Abstract

An overview of electromagnetic and hadronic shower development is presented, including how they lead to the design of modern calorimeters for energy measurements of high-energy particles. The differences between sampling and homogeneous calorimeters are explored, with the pros and cons of each being presented. Some real-world examples are given, focusing on state-of-the-art detectors designed and operating at the Large Hadron Collider. Methods to increase the information content from future calorimeters are given, and the challenges that these new calorimeters pose to detector physicists and engineers are discussed. Advances in large-area highly-segmented detectors are providing possibilities for high-granu-larity calorimetry. The CMS HGCAL, being designed to replace the existing CMS endcap calorimeters for the HL-LHC era, is one example. It is a sampling calorimeter, featuring unprecedented transverse and longitudinal readout segmentation for both electromagnetic (CE-E) and hadronic (CE-H) compartments.
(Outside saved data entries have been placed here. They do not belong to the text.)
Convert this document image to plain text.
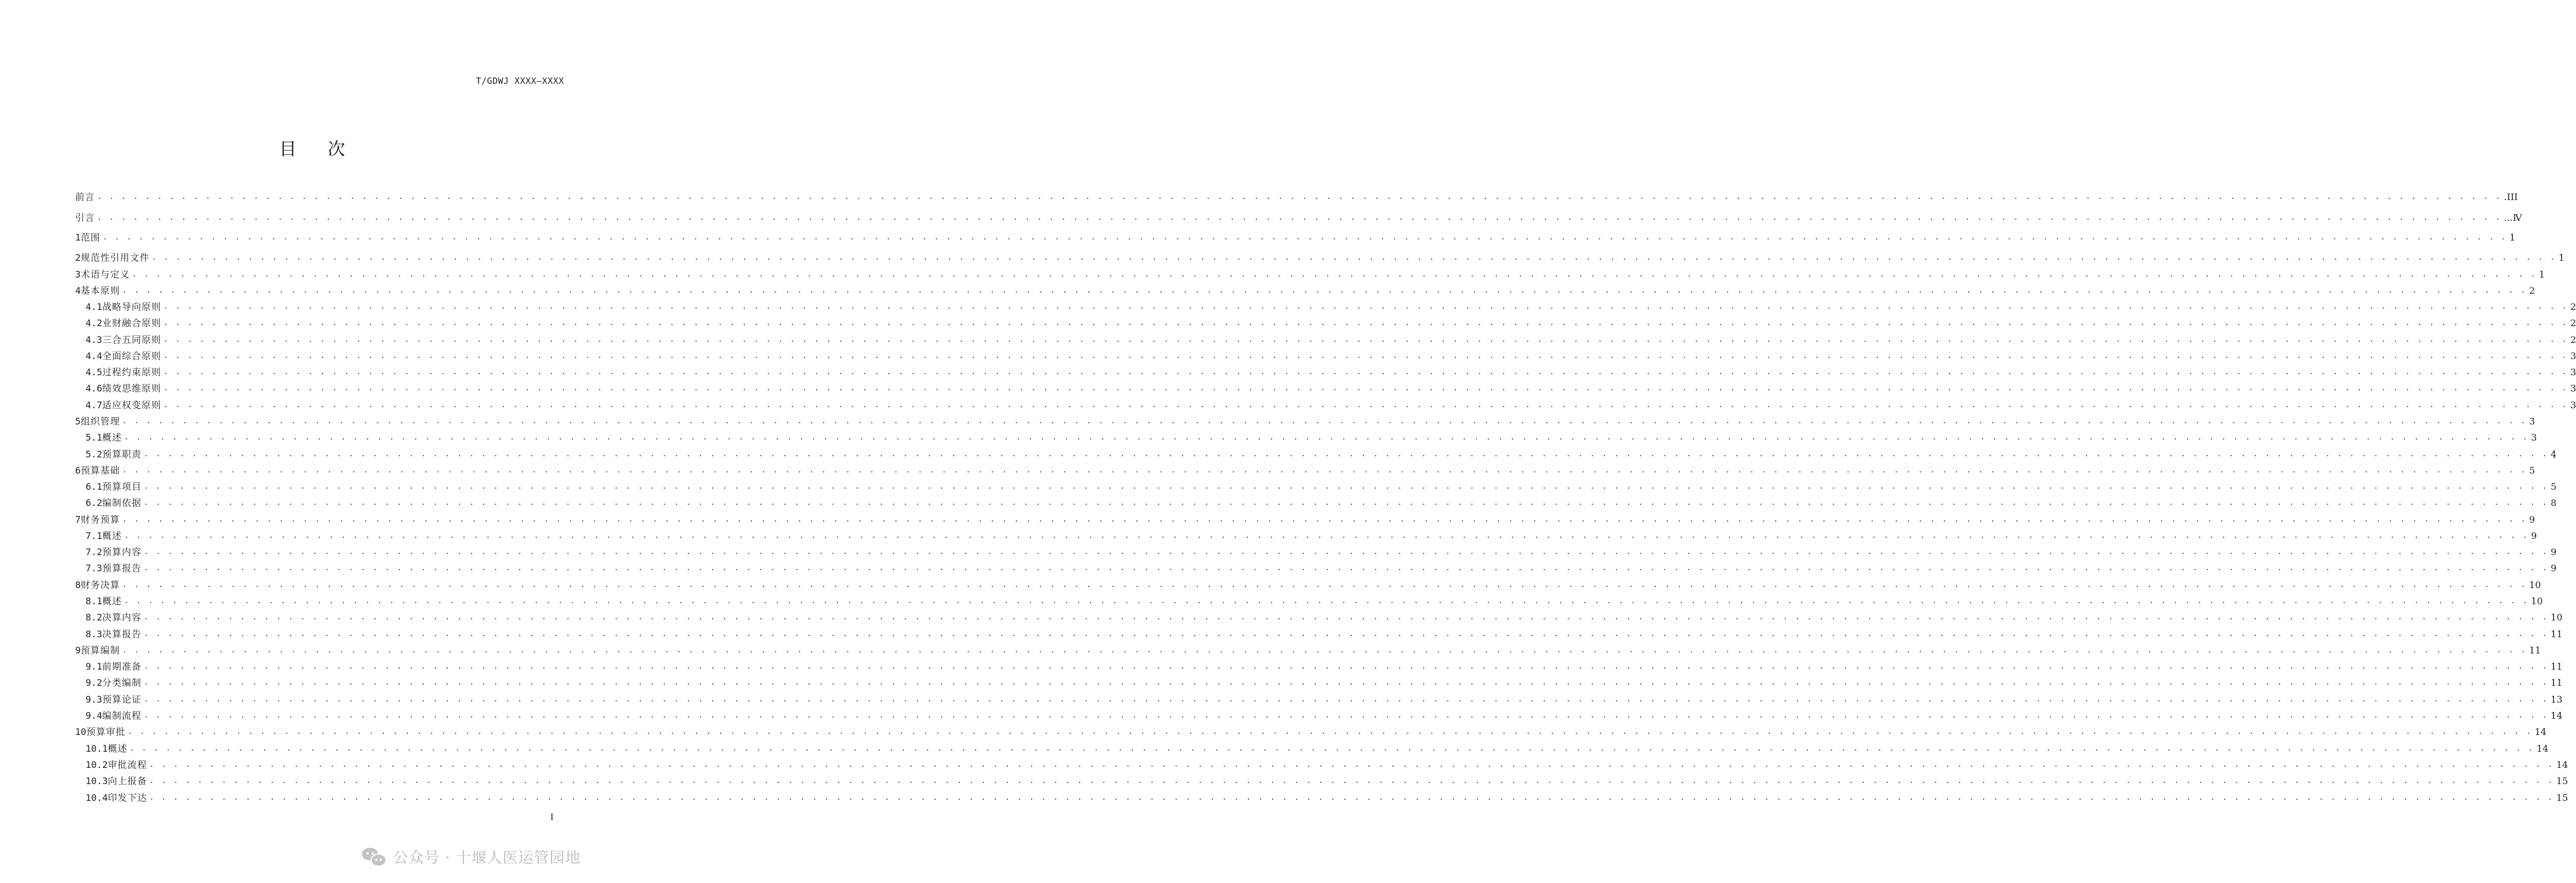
T/GDWJ XXXX—XXXX
目次
前言 . . . . . . . . . . . . . . . . . . . . . . . . . . . . . . . . . . . . . . . . . . . . . . . . . . . . . . . . . . . . . . . . . . . . . . . . . . . . . . . . . . . . . . . . . . . . . . . . . . . . . . . . . . . . . . . . . . . . . . . . . . . . . . . . . . . . . . . . . . . . . . . . . . . . . . . . . . . . . . . . . . . . . . . . . . . . . . . . . . . . . . . . . . . . . . . . . . . . . . . . .III
引言 . . . . . . . . . . . . . . . . . . . . . . . . . . . . . . . . . . . . . . . . . . . . . . . . . . . . . . . . . . . . . . . . . . . . . . . . . . . . . . . . . . . . . . . . . . . . . . . . . . . . . . . . . . . . . . . . . . . . . . . . . . . . . . . . . . . . . . . . . . . . . . . . . . . . . . . . . . . . . . . . . . . . . . . . . . . . . . . . . . . . . . . . . . . . . . . . . . . . . . . . ...Ⅳ
1 范围 . . . . . . . . . . . . . . . . . . . . . . . . . . . . . . . . . . . . . . . . . . . . . . . . . . . . . . . . . . . . . . . . . . . . . . . . . . . . . . . . . . . . . . . . . . . . . . . . . . . . . . . . . . . . . . . . . . . . . . . . . . . . . . . . . . . . . . . . . . . . . . . . . . . . . . . . . . . . . . . . . . . . . . . . . . . . . . . . . . . . . . . . . . . . . . . . . . . . . . . . 1
2 规范性引用文件 . . . . . . . . . . . . . . . . . . . . . . . . . . . . . . . . . . . . . . . . . . . . . . . . . . . . . . . . . . . . . . . . . . . . . . . . . . . . . . . . . . . . . . . . . . . . . . . . . . . . . . . . . . . . . . . . . . . . . . . . . . . . . . . . . . . . . . . . . . . . . . . . . . . . . . . . . . . . . . . . . . . . . . . . . . . . . . . . . . . . . . . . . . . . . . . . . . . . . . . . 1
3 术语与定义 . . . . . . . . . . . . . . . . . . . . . . . . . . . . . . . . . . . . . . . . . . . . . . . . . . . . . . . . . . . . . . . . . . . . . . . . . . . . . . . . . . . . . . . . . . . . . . . . . . . . . . . . . . . . . . . . . . . . . . . . . . . . . . . . . . . . . . . . . . . . . . . . . . . . . . . . . . . . . . . . . . . . . . . . . . . . . . . . . . . . . . . . . . . . . . . . . . . . . . . . 1
4 基本原则 . . . . . . . . . . . . . . . . . . . . . . . . . . . . . . . . . . . . . . . . . . . . . . . . . . . . . . . . . . . . . . . . . . . . . . . . . . . . . . . . . . . . . . . . . . . . . . . . . . . . . . . . . . . . . . . . . . . . . . . . . . . . . . . . . . . . . . . . . . . . . . . . . . . . . . . . . . . . . . . . . . . . . . . . . . . . . . . . . . . . . . . . . . . . . . . . . . . . . . . . 2
4.1 战略导向原则 . . . . . . . . . . . . . . . . . . . . . . . . . . . . . . . . . . . . . . . . . . . . . . . . . . . . . . . . . . . . . . . . . . . . . . . . . . . . . . . . . . . . . . . . . . . . . . . . . . . . . . . . . . . . . . . . . . . . . . . . . . . . . . . . . . . . . . . . . . . . . . . . . . . . . . . . . . . . . . . . . . . . . . . . . . . . . . . . . . . . . . . . . . . . . . . . . . . . . . . . 2
4.2 业财融合原则 . . . . . . . . . . . . . . . . . . . . . . . . . . . . . . . . . . . . . . . . . . . . . . . . . . . . . . . . . . . . . . . . . . . . . . . . . . . . . . . . . . . . . . . . . . . . . . . . . . . . . . . . . . . . . . . . . . . . . . . . . . . . . . . . . . . . . . . . . . . . . . . . . . . . . . . . . . . . . . . . . . . . . . . . . . . . . . . . . . . . . . . . . . . . . . . . . . . . . . . . 2
4.3 三合五同原则 . . . . . . . . . . . . . . . . . . . . . . . . . . . . . . . . . . . . . . . . . . . . . . . . . . . . . . . . . . . . . . . . . . . . . . . . . . . . . . . . . . . . . . . . . . . . . . . . . . . . . . . . . . . . . . . . . . . . . . . . . . . . . . . . . . . . . . . . . . . . . . . . . . . . . . . . . . . . . . . . . . . . . . . . . . . . . . . . . . . . . . . . . . . . . . . . . . . . . . . . 2
4.4 全面综合原则 . . . . . . . . . . . . . . . . . . . . . . . . . . . . . . . . . . . . . . . . . . . . . . . . . . . . . . . . . . . . . . . . . . . . . . . . . . . . . . . . . . . . . . . . . . . . . . . . . . . . . . . . . . . . . . . . . . . . . . . . . . . . . . . . . . . . . . . . . . . . . . . . . . . . . . . . . . . . . . . . . . . . . . . . . . . . . . . . . . . . . . . . . . . . . . . . . . . . . . . . 3
4.5 过程约束原则 . . . . . . . . . . . . . . . . . . . . . . . . . . . . . . . . . . . . . . . . . . . . . . . . . . . . . . . . . . . . . . . . . . . . . . . . . . . . . . . . . . . . . . . . . . . . . . . . . . . . . . . . . . . . . . . . . . . . . . . . . . . . . . . . . . . . . . . . . . . . . . . . . . . . . . . . . . . . . . . . . . . . . . . . . . . . . . . . . . . . . . . . . . . . . . . . . . . . . . . . 3
4.6 绩效思维原则 . . . . . . . . . . . . . . . . . . . . . . . . . . . . . . . . . . . . . . . . . . . . . . . . . . . . . . . . . . . . . . . . . . . . . . . . . . . . . . . . . . . . . . . . . . . . . . . . . . . . . . . . . . . . . . . . . . . . . . . . . . . . . . . . . . . . . . . . . . . . . . . . . . . . . . . . . . . . . . . . . . . . . . . . . . . . . . . . . . . . . . . . . . . . . . . . . . . . . . . . 3
4.7 适应权变原则 . . . . . . . . . . . . . . . . . . . . . . . . . . . . . . . . . . . . . . . . . . . . . . . . . . . . . . . . . . . . . . . . . . . . . . . . . . . . . . . . . . . . . . . . . . . . . . . . . . . . . . . . . . . . . . . . . . . . . . . . . . . . . . . . . . . . . . . . . . . . . . . . . . . . . . . . . . . . . . . . . . . . . . . . . . . . . . . . . . . . . . . . . . . . . . . . . . . . . . . . 3
5 组织管理 . . . . . . . . . . . . . . . . . . . . . . . . . . . . . . . . . . . . . . . . . . . . . . . . . . . . . . . . . . . . . . . . . . . . . . . . . . . . . . . . . . . . . . . . . . . . . . . . . . . . . . . . . . . . . . . . . . . . . . . . . . . . . . . . . . . . . . . . . . . . . . . . . . . . . . . . . . . . . . . . . . . . . . . . . . . . . . . . . . . . . . . . . . . . . . . . . . . . . . . . 3
5.1 概述 . . . . . . . . . . . . . . . . . . . . . . . . . . . . . . . . . . . . . . . . . . . . . . . . . . . . . . . . . . . . . . . . . . . . . . . . . . . . . . . . . . . . . . . . . . . . . . . . . . . . . . . . . . . . . . . . . . . . . . . . . . . . . . . . . . . . . . . . . . . . . . . . . . . . . . . . . . . . . . . . . . . . . . . . . . . . . . . . . . . . . . . . . . . . . . . . . . . . . . . . 3
5.2 预算职责 . . . . . . . . . . . . . . . . . . . . . . . . . . . . . . . . . . . . . . . . . . . . . . . . . . . . . . . . . . . . . . . . . . . . . . . . . . . . . . . . . . . . . . . . . . . . . . . . . . . . . . . . . . . . . . . . . . . . . . . . . . . . . . . . . . . . . . . . . . . . . . . . . . . . . . . . . . . . . . . . . . . . . . . . . . . . . . . . . . . . . . . . . . . . . . . . . . . . . . . . 4
6 预算基础 . . . . . . . . . . . . . . . . . . . . . . . . . . . . . . . . . . . . . . . . . . . . . . . . . . . . . . . . . . . . . . . . . . . . . . . . . . . . . . . . . . . . . . . . . . . . . . . . . . . . . . . . . . . . . . . . . . . . . . . . . . . . . . . . . . . . . . . . . . . . . . . . . . . . . . . . . . . . . . . . . . . . . . . . . . . . . . . . . . . . . . . . . . . . . . . . . . . . . . . . 5
6.1 预算项目 . . . . . . . . . . . . . . . . . . . . . . . . . . . . . . . . . . . . . . . . . . . . . . . . . . . . . . . . . . . . . . . . . . . . . . . . . . . . . . . . . . . . . . . . . . . . . . . . . . . . . . . . . . . . . . . . . . . . . . . . . . . . . . . . . . . . . . . . . . . . . . . . . . . . . . . . . . . . . . . . . . . . . . . . . . . . . . . . . . . . . . . . . . . . . . . . . . . . . . . . 5
6.2 编制依据 . . . . . . . . . . . . . . . . . . . . . . . . . . . . . . . . . . . . . . . . . . . . . . . . . . . . . . . . . . . . . . . . . . . . . . . . . . . . . . . . . . . . . . . . . . . . . . . . . . . . . . . . . . . . . . . . . . . . . . . . . . . . . . . . . . . . . . . . . . . . . . . . . . . . . . . . . . . . . . . . . . . . . . . . . . . . . . . . . . . . . . . . . . . . . . . . . . . . . . . . 8
7 财务预算 . . . . . . . . . . . . . . . . . . . . . . . . . . . . . . . . . . . . . . . . . . . . . . . . . . . . . . . . . . . . . . . . . . . . . . . . . . . . . . . . . . . . . . . . . . . . . . . . . . . . . . . . . . . . . . . . . . . . . . . . . . . . . . . . . . . . . . . . . . . . . . . . . . . . . . . . . . . . . . . . . . . . . . . . . . . . . . . . . . . . . . . . . . . . . . . . . . . . . . . . 9
7.1 概述 . . . . . . . . . . . . . . . . . . . . . . . . . . . . . . . . . . . . . . . . . . . . . . . . . . . . . . . . . . . . . . . . . . . . . . . . . . . . . . . . . . . . . . . . . . . . . . . . . . . . . . . . . . . . . . . . . . . . . . . . . . . . . . . . . . . . . . . . . . . . . . . . . . . . . . . . . . . . . . . . . . . . . . . . . . . . . . . . . . . . . . . . . . . . . . . . . . . . . . . . 9
7.2 预算内容 . . . . . . . . . . . . . . . . . . . . . . . . . . . . . . . . . . . . . . . . . . . . . . . . . . . . . . . . . . . . . . . . . . . . . . . . . . . . . . . . . . . . . . . . . . . . . . . . . . . . . . . . . . . . . . . . . . . . . . . . . . . . . . . . . . . . . . . . . . . . . . . . . . . . . . . . . . . . . . . . . . . . . . . . . . . . . . . . . . . . . . . . . . . . . . . . . . . . . . . . 9
7.3 预算报告 . . . . . . . . . . . . . . . . . . . . . . . . . . . . . . . . . . . . . . . . . . . . . . . . . . . . . . . . . . . . . . . . . . . . . . . . . . . . . . . . . . . . . . . . . . . . . . . . . . . . . . . . . . . . . . . . . . . . . . . . . . . . . . . . . . . . . . . . . . . . . . . . . . . . . . . . . . . . . . . . . . . . . . . . . . . . . . . . . . . . . . . . . . . . . . . . . . . . . . . . 9
8 财务决算 . . . . . . . . . . . . . . . . . . . . . . . . . . . . . . . . . . . . . . . . . . . . . . . . . . . . . . . . . . . . . . . . . . . . . . . . . . . . . . . . . . . . . . . . . . . . . . . . . . . . . . . . . . . . . . . . . . . . . . . . . . . . . . . . . . . . . . . . . . . . . . . . . . . . . . . . . . . . . . . . . . . . . . . . . . . . . . . . . . . . . . . . . . . . . . . . . . . . . . . . 10
8.1 概述 . . . . . . . . . . . . . . . . . . . . . . . . . . . . . . . . . . . . . . . . . . . . . . . . . . . . . . . . . . . . . . . . . . . . . . . . . . . . . . . . . . . . . . . . . . . . . . . . . . . . . . . . . . . . . . . . . . . . . . . . . . . . . . . . . . . . . . . . . . . . . . . . . . . . . . . . . . . . . . . . . . . . . . . . . . . . . . . . . . . . . . . . . . . . . . . . . . . . . . . . 10
8.2 决算内容 . . . . . . . . . . . . . . . . . . . . . . . . . . . . . . . . . . . . . . . . . . . . . . . . . . . . . . . . . . . . . . . . . . . . . . . . . . . . . . . . . . . . . . . . . . . . . . . . . . . . . . . . . . . . . . . . . . . . . . . . . . . . . . . . . . . . . . . . . . . . . . . . . . . . . . . . . . . . . . . . . . . . . . . . . . . . . . . . . . . . . . . . . . . . . . . . . . . . . . . . 10
8.3 决算报告 . . . . . . . . . . . . . . . . . . . . . . . . . . . . . . . . . . . . . . . . . . . . . . . . . . . . . . . . . . . . . . . . . . . . . . . . . . . . . . . . . . . . . . . . . . . . . . . . . . . . . . . . . . . . . . . . . . . . . . . . . . . . . . . . . . . . . . . . . . . . . . . . . . . . . . . . . . . . . . . . . . . . . . . . . . . . . . . . . . . . . . . . . . . . . . . . . . . . . . . . 11
9 预算编制 . . . . . . . . . . . . . . . . . . . . . . . . . . . . . . . . . . . . . . . . . . . . . . . . . . . . . . . . . . . . . . . . . . . . . . . . . . . . . . . . . . . . . . . . . . . . . . . . . . . . . . . . . . . . . . . . . . . . . . . . . . . . . . . . . . . . . . . . . . . . . . . . . . . . . . . . . . . . . . . . . . . . . . . . . . . . . . . . . . . . . . . . . . . . . . . . . . . . . . . . 11
9.1 前期准备 . . . . . . . . . . . . . . . . . . . . . . . . . . . . . . . . . . . . . . . . . . . . . . . . . . . . . . . . . . . . . . . . . . . . . . . . . . . . . . . . . . . . . . . . . . . . . . . . . . . . . . . . . . . . . . . . . . . . . . . . . . . . . . . . . . . . . . . . . . . . . . . . . . . . . . . . . . . . . . . . . . . . . . . . . . . . . . . . . . . . . . . . . . . . . . . . . . . . . . . . 11
9.2 分类编制 . . . . . . . . . . . . . . . . . . . . . . . . . . . . . . . . . . . . . . . . . . . . . . . . . . . . . . . . . . . . . . . . . . . . . . . . . . . . . . . . . . . . . . . . . . . . . . . . . . . . . . . . . . . . . . . . . . . . . . . . . . . . . . . . . . . . . . . . . . . . . . . . . . . . . . . . . . . . . . . . . . . . . . . . . . . . . . . . . . . . . . . . . . . . . . . . . . . . . . . . 11
9.3 预算论证 . . . . . . . . . . . . . . . . . . . . . . . . . . . . . . . . . . . . . . . . . . . . . . . . . . . . . . . . . . . . . . . . . . . . . . . . . . . . . . . . . . . . . . . . . . . . . . . . . . . . . . . . . . . . . . . . . . . . . . . . . . . . . . . . . . . . . . . . . . . . . . . . . . . . . . . . . . . . . . . . . . . . . . . . . . . . . . . . . . . . . . . . . . . . . . . . . . . . . . . . 13
9.4 编制流程 . . . . . . . . . . . . . . . . . . . . . . . . . . . . . . . . . . . . . . . . . . . . . . . . . . . . . . . . . . . . . . . . . . . . . . . . . . . . . . . . . . . . . . . . . . . . . . . . . . . . . . . . . . . . . . . . . . . . . . . . . . . . . . . . . . . . . . . . . . . . . . . . . . . . . . . . . . . . . . . . . . . . . . . . . . . . . . . . . . . . . . . . . . . . . . . . . . . . . . . . 14
10 预算审批 . . . . . . . . . . . . . . . . . . . . . . . . . . . . . . . . . . . . . . . . . . . . . . . . . . . . . . . . . . . . . . . . . . . . . . . . . . . . . . . . . . . . . . . . . . . . . . . . . . . . . . . . . . . . . . . . . . . . . . . . . . . . . . . . . . . . . . . . . . . . . . . . . . . . . . . . . . . . . . . . . . . . . . . . . . . . . . . . . . . . . . . . . . . . . . . . . . . . . . . . 14
10.1 概述 . . . . . . . . . . . . . . . . . . . . . . . . . . . . . . . . . . . . . . . . . . . . . . . . . . . . . . . . . . . . . . . . . . . . . . . . . . . . . . . . . . . . . . . . . . . . . . . . . . . . . . . . . . . . . . . . . . . . . . . . . . . . . . . . . . . . . . . . . . . . . . . . . . . . . . . . . . . . . . . . . . . . . . . . . . . . . . . . . . . . . . . . . . . . . . . . . . . . . . . . 14
10.2 审批流程 . . . . . . . . . . . . . . . . . . . . . . . . . . . . . . . . . . . . . . . . . . . . . . . . . . . . . . . . . . . . . . . . . . . . . . . . . . . . . . . . . . . . . . . . . . . . . . . . . . . . . . . . . . . . . . . . . . . . . . . . . . . . . . . . . . . . . . . . . . . . . . . . . . . . . . . . . . . . . . . . . . . . . . . . . . . . . . . . . . . . . . . . . . . . . . . . . . . . . . . . 14
10.3 向上报备 . . . . . . . . . . . . . . . . . . . . . . . . . . . . . . . . . . . . . . . . . . . . . . . . . . . . . . . . . . . . . . . . . . . . . . . . . . . . . . . . . . . . . . . . . . . . . . . . . . . . . . . . . . . . . . . . . . . . . . . . . . . . . . . . . . . . . . . . . . . . . . . . . . . . . . . . . . . . . . . . . . . . . . . . . . . . . . . . . . . . . . . . . . . . . . . . . . . . . . . . 15
10.4 印发下达 . . . . . . . . . . . . . . . . . . . . . . . . . . . . . . . . . . . . . . . . . . . . . . . . . . . . . . . . . . . . . . . . . . . . . . . . . . . . . . . . . . . . . . . . . . . . . . . . . . . . . . . . . . . . . . . . . . . . . . . . . . . . . . . . . . . . . . . . . . . . . . . . . . . . . . . . . . . . . . . . . . . . . . . . . . . . . . . . . . . . . . . . . . . . . . . . . . . . . . . . 15
I
公众号 · 十堰人医运管园地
This will facilitate particle-flow calorimetry, where the fine structure of showers can be measured and used to enhance pileup rejection and particle identification, whilst still achieving good energy resolution. The CE-E and a large fraction of CE-H will use hexagonal silicon sensors as active detector material. The lower-radiation environment will be instrumented with scintillator tiles with on-tile SiPM readout. These concepts borrow heavily from designs produced by the CALICE collaboration but the design of such a detector at a hadron collider is considerably more challenging than at the linear colliders.